Originally Posted By: Cooker


Whatever provides you the most peace of mind is the best choice
smile.gif



Agreed. With bargain closeout shopping, I have been getting stuff for 2.50 or less/qt. So I have both Conventional and Syn Blend at that price. At that price, I keep the OCI at 5K, and feed the "Nicer Cars" the blend, and keep the conventional in the work car... where it's worked so well for so long.
 
It is often false economy to run a conventional (dino) oil today.
For example, Toyota Canada claims that the fuel saved in using their 0W-20 over a 5W-20 more than makes up for the price difference and that's over only a 5,000 mile OCI.
 
I'd like to see the numbers. I've fed my work car 5w-20, 5w-30, conventional, syn, blend... fuel economy for MY car hinges much more on fuel grade than the motor oil.
 
I use M1 0-20 and my Duratechs perform very well on it. The price is excellant, my engines at 100K are clean as new through the oil fill hole, I get 10K OCIs with out a problem, this oil holds up very well in extreme high temps, and provides outstanding cold start oil flow, and I do this for less money than you spend on dino.
 
rcy posted the Toyota link a year or so ago. The fuel savings IIRC was something like $8 over 5,000 miles. It's not a lot but it begs the question why bother with a dino if there's no total cost savings to be had not to mention all the other lubrication benefits in running a synthetic oil.
The truth is, it's virtually impossible to reliably measure a 1% or so fuel economy difference one self but Toyota didn't develop the ultra high VI (216), high AW additive oil for nothing. The difference is obviously real.

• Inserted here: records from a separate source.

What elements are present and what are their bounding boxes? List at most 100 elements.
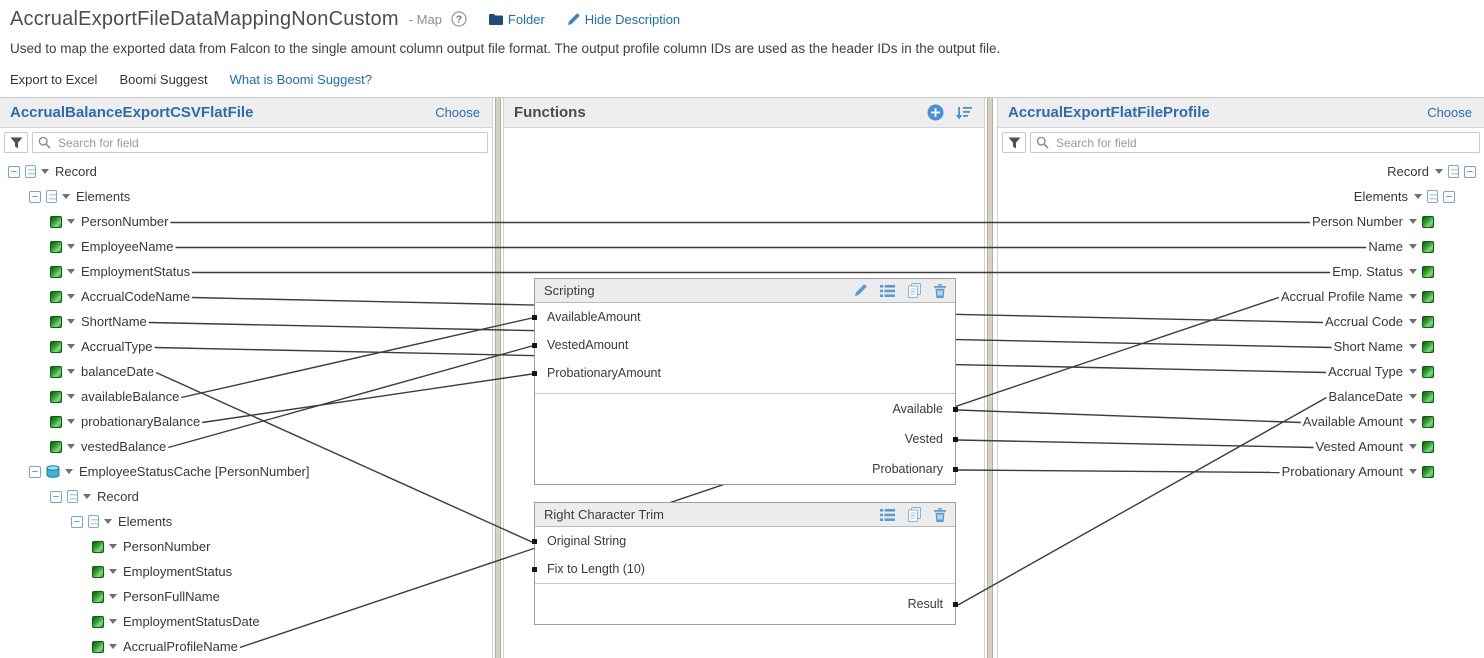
boomi-suggest-button[interactable]: Boomi Suggest bbox=[119, 72, 207, 87]
copy-function-icon[interactable] bbox=[908, 507, 921, 522]
tree-node-r-ShortName[interactable]: Short Name bbox=[998, 334, 1484, 359]
chevron-down-icon[interactable] bbox=[67, 319, 75, 324]
function-box-header[interactable]: Right Character Trim bbox=[535, 503, 955, 527]
chevron-down-icon[interactable] bbox=[67, 294, 75, 299]
function-box-scripting[interactable]: ScriptingAvailableAmountVestedAmountProb… bbox=[534, 278, 956, 485]
chevron-down-icon[interactable] bbox=[109, 644, 117, 649]
tree-node-l-EmploymentStatusDate[interactable]: EmploymentStatusDate bbox=[0, 609, 492, 634]
tree-node-l-record2[interactable]: −Record bbox=[0, 484, 492, 509]
function-input[interactable]: Original String bbox=[535, 527, 955, 555]
input-connector[interactable] bbox=[532, 567, 537, 572]
tree-node-l-elements[interactable]: −Elements bbox=[0, 184, 492, 209]
tree-node-l-elements2[interactable]: −Elements bbox=[0, 509, 492, 534]
chevron-down-icon[interactable] bbox=[109, 619, 117, 624]
chevron-down-icon[interactable] bbox=[109, 569, 117, 574]
tree-node-l-EmployeeName[interactable]: EmployeeName bbox=[0, 234, 492, 259]
edit-function-icon[interactable] bbox=[854, 284, 867, 297]
tree-node-r-AccrualProfileName[interactable]: Accrual Profile Name bbox=[998, 284, 1484, 309]
tree-node-r-Name[interactable]: Name bbox=[998, 234, 1484, 259]
panel-divider[interactable] bbox=[493, 98, 503, 658]
tree-node-r-AccrualCode[interactable]: Accrual Code bbox=[998, 309, 1484, 334]
delete-function-icon[interactable] bbox=[934, 284, 946, 298]
tree-node-l-record[interactable]: −Record bbox=[0, 159, 492, 184]
chevron-down-icon[interactable] bbox=[1409, 219, 1417, 224]
tree-node-l-PersonNumber[interactable]: PersonNumber bbox=[0, 209, 492, 234]
tree-node-l-vestedBalance[interactable]: vestedBalance bbox=[0, 434, 492, 459]
chevron-down-icon[interactable] bbox=[1409, 394, 1417, 399]
chevron-down-icon[interactable] bbox=[67, 419, 75, 424]
chevron-down-icon[interactable] bbox=[1414, 194, 1422, 199]
chevron-down-icon[interactable] bbox=[41, 169, 49, 174]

And yes you'll get close to 2% fuel economy loss with E90 gas vs ethanol free gas. Even a 2% difference is hard to measure since there are so many other factors that make a much bigger difference including ambient temp's, RH and the big one, how gently you drive.
 
Originally Posted By: CATERHAM
rcy posted the Toyota link a year or so ago. The fuel savings IIRC was something like $8 over 5,000 miles. It's not a lot but it begs the question why bother with a dino if there's no total cost savings to be had not to mention all the other lubrication benefits in running a synthetic oil.


To play this from a different angle. How can you verify this is not Toyota marketing for you to buy their branded oil?
 
I'm as skeptical as the next guy, but their fuel economy claims are quite modest considering how different their 0W-20 is from other 0W-20s not to mention 5W-20s.
I know pricing for the oil varys among Toyota dealers in the States but in Canada it is set at $5.77/L Canada wide which is a very good price for synthetic oil in Canada. A name brand dino can cost that much up here. So there's certainly no gouging going on.
 
I have seen very little personal evidence of oil's effect on fuel economy... but that's just me.

Stop calling it Dino... Mineral Oil comes from the earth's core... not dead reptiles...
 
Mineral oil is a by-product of distilling petroleum, of which derives from crude oil. Crude oil is one of the fossil fuels. Fossil fuels are primarily composed of once living organisms, mostly plantlife but also animals from millions of years ago.
 
If you keep your eyes open for the rebates, you can use Grp III syns for no more than sales tax and the cost of a stamp.
Some syns are not suited to very long drains, like Synpower and G-Oil, but provide exceptionally low wear metals in 5K or so UOAs, for what that's worth.
What I'm trying to say is that when you can use something a little better than a Grp II for less money with typical promotions, why wouldn't you?
 
If there were no sales, rebates, warranty claims, or any other stuff to sway me to buy oil, at this point and time I would continually always buy Valvoline Max Life Conventional.

Our vehicles run smoother, quieter, and gain horsepower when we use it compared with other oils in its price range.

It is semi-synthetic but a dude with a Buick Regal on here went almost 8k on Max Life Conv awhile back and it still had usable additive left in it.


Quaker State has a great synthetic oil for its price. It is the best deal going for the Group III synthetics at an every day price (wal mart). I've run it with no problems.

I wouldn't say that they are a "waste" per se, as they are much cheaper than RP, Redline, Motul, etc. They are a solid oil at a solid price. They (generally) perform within their price range.